In organic PV devices, after a photon is absorbed, charges (electrons and holes) generally need to be separated across an interface so that they can live long enough to be collected as electrical current, explains NREL. The electron transfer event that produces these separated charges comes with a potential energy loss as the molecules involved have to structurally reorganize their bonds. This loss is called reorganization energy, but NREL researchers have found little energy was lost when pairing SWCNT semiconductors with fullerene molecules.

“What we find in our study is this particular system – nanotubes with fullerenes – have an exceptionally low reorganization energy, and the nanotubes themselves probably have very, very low reorganization energy,” says Jeffrey Blackburn, a senior scientist at NREL and co-author of the paper titled, “Tuning the driving force for exciton dissociation in single-walled carbon nanotube heterojunctions.” The paper appears in the new issue of the journal Nature Chemistry.

Organic PV devices involve an interface between a donor and an acceptor.
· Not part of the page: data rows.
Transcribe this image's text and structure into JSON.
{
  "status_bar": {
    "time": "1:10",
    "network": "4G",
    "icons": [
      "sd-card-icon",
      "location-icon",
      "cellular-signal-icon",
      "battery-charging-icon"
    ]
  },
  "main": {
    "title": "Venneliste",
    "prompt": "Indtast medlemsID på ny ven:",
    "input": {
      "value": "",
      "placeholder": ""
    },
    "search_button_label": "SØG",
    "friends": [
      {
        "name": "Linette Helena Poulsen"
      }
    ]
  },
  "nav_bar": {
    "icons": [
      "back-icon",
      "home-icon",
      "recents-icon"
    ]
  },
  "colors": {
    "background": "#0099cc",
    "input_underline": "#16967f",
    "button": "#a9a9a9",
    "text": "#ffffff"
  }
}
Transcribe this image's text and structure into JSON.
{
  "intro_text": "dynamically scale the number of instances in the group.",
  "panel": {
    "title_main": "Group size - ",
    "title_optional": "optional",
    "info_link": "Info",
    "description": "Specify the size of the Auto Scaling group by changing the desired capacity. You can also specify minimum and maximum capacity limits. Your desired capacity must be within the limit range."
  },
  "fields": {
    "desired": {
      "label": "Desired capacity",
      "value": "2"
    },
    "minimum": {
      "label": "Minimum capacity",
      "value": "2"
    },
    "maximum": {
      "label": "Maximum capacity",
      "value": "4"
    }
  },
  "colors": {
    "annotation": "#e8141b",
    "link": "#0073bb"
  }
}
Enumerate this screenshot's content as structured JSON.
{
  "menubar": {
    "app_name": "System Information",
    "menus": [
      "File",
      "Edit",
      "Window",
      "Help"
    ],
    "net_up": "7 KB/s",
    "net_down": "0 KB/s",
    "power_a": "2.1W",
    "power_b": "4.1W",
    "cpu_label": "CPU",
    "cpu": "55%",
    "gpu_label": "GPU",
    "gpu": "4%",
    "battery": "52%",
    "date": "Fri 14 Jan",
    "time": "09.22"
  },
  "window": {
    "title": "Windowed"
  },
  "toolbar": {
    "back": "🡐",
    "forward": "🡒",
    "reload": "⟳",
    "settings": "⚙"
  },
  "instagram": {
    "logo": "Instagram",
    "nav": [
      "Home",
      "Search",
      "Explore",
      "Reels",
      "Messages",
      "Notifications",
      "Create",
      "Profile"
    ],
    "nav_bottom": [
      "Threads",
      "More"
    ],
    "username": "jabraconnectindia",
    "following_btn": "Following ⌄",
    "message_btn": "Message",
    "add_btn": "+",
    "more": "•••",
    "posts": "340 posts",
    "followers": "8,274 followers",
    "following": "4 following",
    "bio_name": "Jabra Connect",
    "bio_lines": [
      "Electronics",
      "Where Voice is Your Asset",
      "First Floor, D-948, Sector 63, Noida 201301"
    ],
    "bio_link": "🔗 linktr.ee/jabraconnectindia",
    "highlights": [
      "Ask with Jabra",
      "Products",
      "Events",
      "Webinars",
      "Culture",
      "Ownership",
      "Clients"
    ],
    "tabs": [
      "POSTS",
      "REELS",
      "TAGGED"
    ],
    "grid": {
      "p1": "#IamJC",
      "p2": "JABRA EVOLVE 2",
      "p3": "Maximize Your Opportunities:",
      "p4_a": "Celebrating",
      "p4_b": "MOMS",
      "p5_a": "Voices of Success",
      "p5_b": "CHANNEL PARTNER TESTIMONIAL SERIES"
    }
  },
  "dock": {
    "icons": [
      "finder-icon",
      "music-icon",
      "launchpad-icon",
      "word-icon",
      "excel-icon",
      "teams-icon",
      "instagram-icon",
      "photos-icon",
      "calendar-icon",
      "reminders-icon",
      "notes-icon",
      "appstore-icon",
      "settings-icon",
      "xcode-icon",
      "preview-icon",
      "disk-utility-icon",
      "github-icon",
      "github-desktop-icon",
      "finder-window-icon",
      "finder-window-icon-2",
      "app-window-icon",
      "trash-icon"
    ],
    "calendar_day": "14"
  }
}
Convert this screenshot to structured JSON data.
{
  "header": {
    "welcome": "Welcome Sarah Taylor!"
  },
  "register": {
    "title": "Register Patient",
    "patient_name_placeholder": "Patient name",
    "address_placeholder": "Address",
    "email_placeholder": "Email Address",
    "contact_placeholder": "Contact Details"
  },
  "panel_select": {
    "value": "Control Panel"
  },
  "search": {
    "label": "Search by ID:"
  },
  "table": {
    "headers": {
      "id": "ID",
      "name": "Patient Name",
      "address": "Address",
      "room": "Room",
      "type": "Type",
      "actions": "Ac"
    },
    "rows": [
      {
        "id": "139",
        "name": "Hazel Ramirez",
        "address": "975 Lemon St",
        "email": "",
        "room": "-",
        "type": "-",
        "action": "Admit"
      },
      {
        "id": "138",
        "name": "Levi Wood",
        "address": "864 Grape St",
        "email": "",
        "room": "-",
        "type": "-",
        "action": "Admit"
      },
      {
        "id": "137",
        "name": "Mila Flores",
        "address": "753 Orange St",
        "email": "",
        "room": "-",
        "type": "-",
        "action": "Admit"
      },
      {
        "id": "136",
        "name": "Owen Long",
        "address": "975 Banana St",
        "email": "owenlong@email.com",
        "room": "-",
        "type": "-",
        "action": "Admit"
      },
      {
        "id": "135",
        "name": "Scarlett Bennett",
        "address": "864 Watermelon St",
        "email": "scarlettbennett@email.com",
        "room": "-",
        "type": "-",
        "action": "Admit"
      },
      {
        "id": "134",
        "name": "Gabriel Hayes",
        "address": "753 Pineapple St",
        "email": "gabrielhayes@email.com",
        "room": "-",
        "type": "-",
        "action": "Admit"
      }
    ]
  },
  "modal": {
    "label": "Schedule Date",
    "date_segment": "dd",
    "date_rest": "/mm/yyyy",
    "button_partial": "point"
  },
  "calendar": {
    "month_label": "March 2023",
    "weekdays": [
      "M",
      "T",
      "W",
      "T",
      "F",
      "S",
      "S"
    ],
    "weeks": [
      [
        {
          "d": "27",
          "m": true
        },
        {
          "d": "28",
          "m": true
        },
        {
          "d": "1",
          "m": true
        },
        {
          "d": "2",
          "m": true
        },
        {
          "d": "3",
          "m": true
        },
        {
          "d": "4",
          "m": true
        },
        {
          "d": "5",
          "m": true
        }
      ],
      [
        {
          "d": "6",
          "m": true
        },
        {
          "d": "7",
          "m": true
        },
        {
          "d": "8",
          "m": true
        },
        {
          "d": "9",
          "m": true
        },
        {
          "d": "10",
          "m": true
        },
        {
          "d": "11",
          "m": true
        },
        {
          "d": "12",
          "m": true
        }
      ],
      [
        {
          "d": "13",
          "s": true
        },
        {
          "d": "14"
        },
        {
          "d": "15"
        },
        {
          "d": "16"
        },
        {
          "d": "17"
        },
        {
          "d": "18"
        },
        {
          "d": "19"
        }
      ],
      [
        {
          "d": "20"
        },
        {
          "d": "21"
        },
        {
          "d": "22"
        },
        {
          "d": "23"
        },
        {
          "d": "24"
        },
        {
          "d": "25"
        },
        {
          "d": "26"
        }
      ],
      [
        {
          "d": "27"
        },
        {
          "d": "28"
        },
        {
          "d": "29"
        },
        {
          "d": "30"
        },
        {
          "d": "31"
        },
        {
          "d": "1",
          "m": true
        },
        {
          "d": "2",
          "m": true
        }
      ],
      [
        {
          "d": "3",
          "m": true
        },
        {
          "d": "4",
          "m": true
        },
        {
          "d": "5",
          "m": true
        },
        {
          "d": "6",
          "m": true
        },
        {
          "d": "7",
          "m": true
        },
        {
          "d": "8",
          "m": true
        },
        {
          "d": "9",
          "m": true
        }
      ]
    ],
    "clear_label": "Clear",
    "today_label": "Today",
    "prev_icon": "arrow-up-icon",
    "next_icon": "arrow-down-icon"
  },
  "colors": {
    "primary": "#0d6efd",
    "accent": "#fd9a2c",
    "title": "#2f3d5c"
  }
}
In this case, NREL says the SWCNT served as the donor, as it donated an electron to the acceptor (here, the fullerene). The NREL researchers strategically partnered with colleagues at Colorado State University (CSU) to take advantage of expertise at each institution in producing donors and acceptors with well-defined and highly tunable energy levels: semiconducting SWCNT donors at NREL and fullerene acceptors at CSU.

This partnership enabled NREL’s scientists to determine that the electron transfer event didn’t come with a large energy loss associated with reorganization, meaning solar energy can be harvested more efficiently. For this reason, NREL says, SWCNT semiconductors could be favorable for PV applications.

Funds for the research came from the Energy Department’s Office of Science.